The Gospel Comes with a House Key
God Never Gets the Address Wrong (4|4)
The Providence of Hospitality
• What Is the Covenant, and Why Does It Matter?
• What Is Covenant Love?
Pages 85-88
TOGETHER read the book and discuss the content below.
INDIVIDUALLY take notes in your journal on what stands out (try to keep it brief).
Psalm 147 (NIV) Praise the LORD. How good it is to sing praises to our God, how pleasant and fitting to praise him! The LORD builds up Jerusalem; he gathers the exiles of Israel. He heals the brokenhearted and binds up their wounds. He determines the number of the stars and calls them each by name. Great is our Lord and mighty in power; his understanding has no limit. The LORD sustains the humble but casts the wicked to the ground. Sing to the LORD with grateful praise; make music to our God on the harp. He covers the sky with clouds; he supplies the earth with rain and makes grass grow on the hills. He provides food for the cattle and for the young ravens when they call. His pleasure is not in the strength of the horse, nor his delight in the legs of the warrior; the LORD delights in those who fear him, who put their hope in his unfailing love. Extol the LORD, Jerusalem; praise your God, Zion. He strengthens the bars of your gates and blesses your people within you. He grants peace to your borders and satisfies you with the finest of wheat. He sends his command to the earth; his word runs swiftly. He spreads the snow like wool and scatters the frost like ashes. He hurls down his hail like pebbles. Who can withstand his icy blast? He sends his word and melts them; he stirs up his breezes, and the waters flow. He has revealed his word to Jacob, his laws and decrees to Israel. He has done this for no other nation;m they do not know his laws. Praise the LORD.

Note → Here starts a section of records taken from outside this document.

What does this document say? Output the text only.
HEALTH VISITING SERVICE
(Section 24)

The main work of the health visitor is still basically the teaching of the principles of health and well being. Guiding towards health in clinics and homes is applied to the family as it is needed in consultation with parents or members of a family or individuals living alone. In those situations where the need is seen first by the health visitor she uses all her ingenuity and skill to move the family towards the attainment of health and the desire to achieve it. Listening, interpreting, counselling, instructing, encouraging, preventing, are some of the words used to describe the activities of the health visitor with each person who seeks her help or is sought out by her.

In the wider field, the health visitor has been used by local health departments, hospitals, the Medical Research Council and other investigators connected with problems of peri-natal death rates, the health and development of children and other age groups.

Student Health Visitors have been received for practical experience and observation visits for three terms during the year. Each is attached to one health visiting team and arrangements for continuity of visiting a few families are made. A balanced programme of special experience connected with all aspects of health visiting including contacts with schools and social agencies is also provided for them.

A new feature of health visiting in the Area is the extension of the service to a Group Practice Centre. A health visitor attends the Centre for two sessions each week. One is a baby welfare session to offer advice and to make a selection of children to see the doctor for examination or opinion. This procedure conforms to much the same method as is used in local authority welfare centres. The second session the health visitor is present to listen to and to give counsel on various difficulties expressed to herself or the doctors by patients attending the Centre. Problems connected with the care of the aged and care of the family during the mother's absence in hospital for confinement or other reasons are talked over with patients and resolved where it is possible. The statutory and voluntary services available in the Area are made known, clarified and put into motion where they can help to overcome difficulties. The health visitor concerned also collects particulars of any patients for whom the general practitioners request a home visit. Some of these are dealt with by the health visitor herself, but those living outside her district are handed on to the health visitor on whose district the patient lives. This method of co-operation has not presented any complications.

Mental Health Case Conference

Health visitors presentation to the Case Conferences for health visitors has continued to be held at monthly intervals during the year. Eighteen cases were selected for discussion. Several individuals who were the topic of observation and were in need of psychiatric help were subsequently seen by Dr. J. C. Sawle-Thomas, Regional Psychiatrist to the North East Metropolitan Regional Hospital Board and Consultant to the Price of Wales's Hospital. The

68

We need to start facing the deep shadow of the cross, because there at the cross we see what Jesus did and how God provided the way of escape at his expense and for our blessing. Make no mistake: the way is hard. It breaks you. It is best walked in the company of other broken people, accompanying one another in suffering, helping each other repent of sin, bear the cross, and make biblical sense of things.
TOGETHER pray for one another.
INDIVIDUALLY answer the questions in your journal - process your notes and pray.
Jesus dines with sinners so that he can get close enough to touch us so that he can participate in the intimacy of table fellowship as a healer and a helper. Jesus comes to change us, to transform us, so that after we have dined with Jesus, we want Jesus more than the sin that beckons our fidelity.
How can you use your space in order to follow Jesus’s example of “dining with sinners”?
The gospel is free. The gospel creates a community that welcomes others in. The gospel says to fellow image bearers: “You are welcome here. Come as you are. Take my hand. I’m not leading, I’m following. Jesus is leading.”
What is your response to this statement?
What would it cost you to see things the way God does? Are these things worth keeping if it means disobeying God’s commands to show hospitality?
Pause and pray - feel free to pray whatever is in your heart in response to this chapter or pray the brayer below:
Lord, give me so much love for my neighbors that I desire to show genuine hospitality freely and generously. Give me persistence to not only extend an invitation but also keep following up. Free me from the selfishness of keeping things for myself, rather than holding my things loosely. And surround me with a community of people who will show me how to understand things from your point of view.
EXTRA READING:
“The whole point of what Jesus was up to was that He was doing close up, in the present, what He was promising long-term in the future. And what He was promising for that future and doing in the present was not saving souls for a disembodied eternity but rescuing people from the corruption and decay of the way the world presently is so they could enjoy, already in the present, that renewal of creation which is God’s ultimate purpose - and so they could thus become colleagues and partners in that large project.”